The story of the 3 capitals should lead you to scratch your head in puzzlement. Human capital is by far the most valuable of the three capital categories. It is the only one that has the potential to be an appreciating asset. It is the only one can be led and managed to deliver incremental and multiplied levels of output. It is the only one that can generate innovation. Yet, we relegate, delegate, and subjugate human resources…in businesses where this is done, a very clear message is sent that leaders do not value people. Still, business leaders often and frequently report that human resources professionals lack the skills to contribute at the highest level in business. Half of business leaders report that HR is not ready, and just over 40% say that they do not provide needed training and experiences for their HR staff. It could be just me, but maybe – just maybe – business leaders shouldn’t be assigning HR duties to people who lack formal skill training or professional qualifications (70% of HR professionals enter the field without specific HR training.) It’s clear to see we have a conundrum.
This is why we partnered with one of the country’s leading business schools, The University of Texas at Dallas to develop a Strategic Human Resources program. This program directly addresses these skill gaps and prepares HR professionals to “KEEP their SEAT at the Table.” It is our aim to make the Chief HR Officer and the Chief People Officer the default successor to the CEO role. In the famous words of Patrick Lencioni, “Not Finance. Not Strategy. Not Technology. It is teamwork that remains the ultimate competitive advantage, both because it is so powerful and so rare” [emphasis mine].
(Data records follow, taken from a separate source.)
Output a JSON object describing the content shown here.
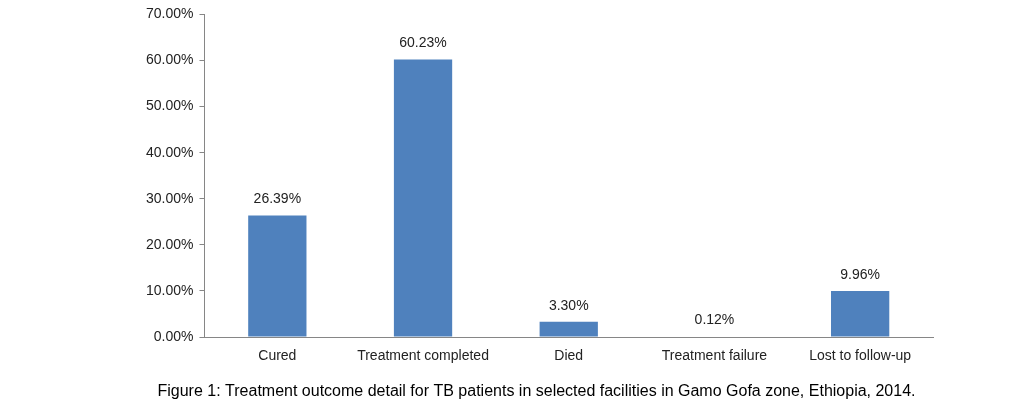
{
  "chart_data": {
    "type": "bar",
    "title": "Figure 1: Treatment outcome detail for TB patients in selected facilities in Gamo Gofa zone, Ethiopia, 2014.",
    "categories": [
      "Cured",
      "Treatment completed",
      "Died",
      "Treatment failure",
      "Lost to follow-up"
    ],
    "values": [
      26.39,
      60.23,
      3.3,
      0.12,
      9.96
    ],
    "value_labels": [
      "26.39%",
      "60.23%",
      "3.30%",
      "0.12%",
      "9.96%"
    ],
    "data_labels": true,
    "color": "#4f81bd",
    "ylim": [
      0,
      70
    ],
    "yticks": [
      {
        "value": 0,
        "label": "0.00%"
      },
      {
        "value": 10,
        "label": "10.00%"
      },
      {
        "value": 20,
        "label": "20.00%"
      },
      {
        "value": 30,
        "label": "30.00%"
      },
      {
        "value": 40,
        "label": "40.00%"
      },
      {
        "value": 50,
        "label": "50.00%"
      },
      {
        "value": 60,
        "label": "60.00%"
      },
      {
        "value": 70,
        "label": "70.00%"
      }
    ],
    "grid": false
  }
}
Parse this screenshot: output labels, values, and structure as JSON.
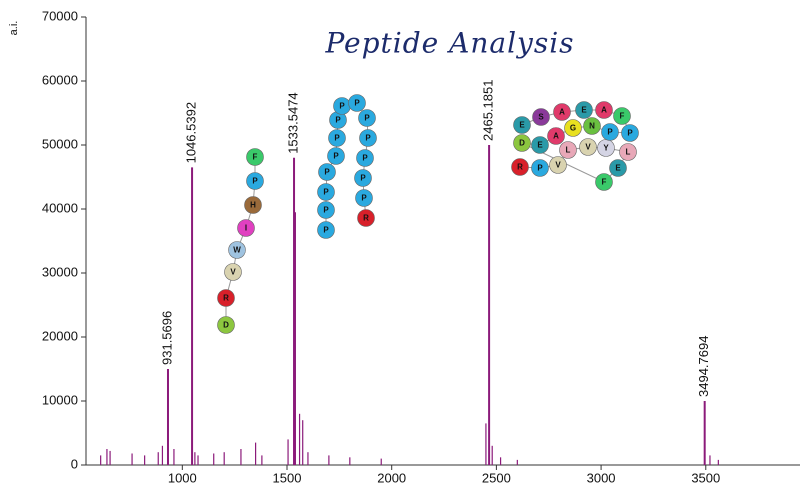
{
  "chart_data": {
    "type": "spectrum",
    "title": "Peptide Analysis",
    "y_label": "a.i.",
    "color": "#8b1a7a",
    "xlim": [
      540,
      3950
    ],
    "ylim": [
      0,
      70000
    ],
    "xticks": [
      1000,
      1500,
      2000,
      2500,
      3000,
      3500
    ],
    "yticks": [
      0,
      10000,
      20000,
      30000,
      40000,
      50000,
      60000,
      70000
    ],
    "x": [
      931.5696,
      1046.5392,
      1533.5474,
      2465.1851,
      3494.7694
    ],
    "values": [
      15000,
      46500,
      48000,
      50000,
      10000
    ],
    "minor_peaks": {
      "x": [
        610,
        640,
        655,
        760,
        820,
        885,
        905,
        960,
        1060,
        1075,
        1150,
        1200,
        1280,
        1350,
        1380,
        1505,
        1540,
        1560,
        1575,
        1600,
        1700,
        1800,
        1950,
        2450,
        2480,
        2520,
        2600,
        3520,
        3560
      ],
      "values": [
        1500,
        2500,
        2200,
        1800,
        1500,
        2000,
        3000,
        2500,
        2000,
        1500,
        1800,
        2000,
        2500,
        3500,
        1500,
        4000,
        39500,
        8000,
        7000,
        2000,
        1500,
        1200,
        1000,
        6500,
        3000,
        1200,
        800,
        1500,
        800
      ]
    },
    "peptides": [
      [
        "D",
        "R",
        "V",
        "W",
        "I",
        "H",
        "P",
        "F"
      ],
      [
        "P",
        "P",
        "P",
        "P",
        "P",
        "P",
        "P",
        "P",
        "P",
        "P",
        "P",
        "P",
        "P",
        "P",
        "R"
      ],
      [
        "R",
        "P",
        "V",
        "L",
        "V",
        "Y",
        "L",
        "E",
        "F",
        "D",
        "E",
        "A",
        "G",
        "N",
        "P",
        "P",
        "F",
        "A",
        "E",
        "A",
        "S",
        "E"
      ]
    ]
  }
}
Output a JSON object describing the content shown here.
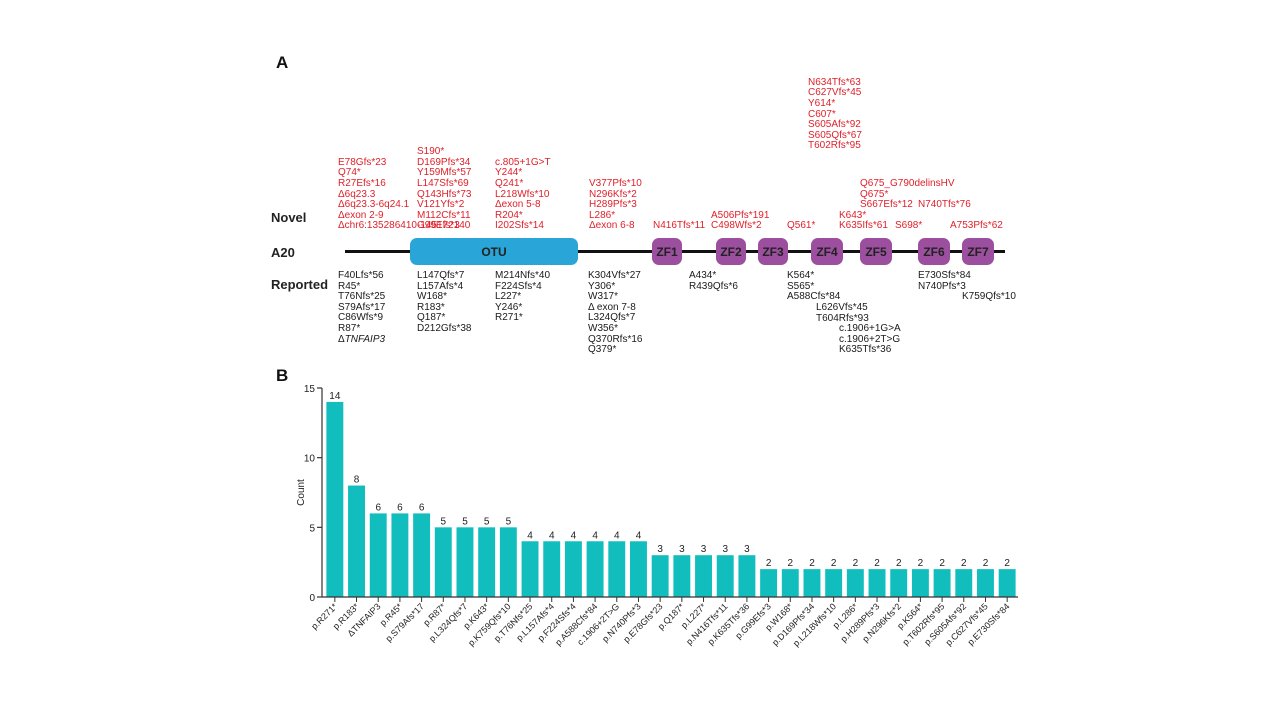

Albrecht, D.J. (2021). Strategic HR the Business Context (Article). Dallas, TX: Alonos Corporation. Retrieved from: Alonos.com
About the Author
Dr. Dale J. Albrecht is Principal Consultant in Human Resources and Leadership for Alonos. He is the author of “Organizational Design that Sticks!” and “DECIDE to Thrive.” He is also an Adjunct Professor for both The University of Texas at Dallas and Texas Woman’s University.
Dr. Albrecht has fulfilled executive leadership roles in Human Resources, Consulting, and Organizational Development. He also has significant career experience in project management, engineering, technical operations, and workforce education. He has worked in several industries including retail, manufacturing, telecommunications, medical devices, construction, and Department of Defense. He has considerable experience consulting with most corporate functional areas including supply chain, engineering, software development, sales, marketing, human resources, information technology, and service/support.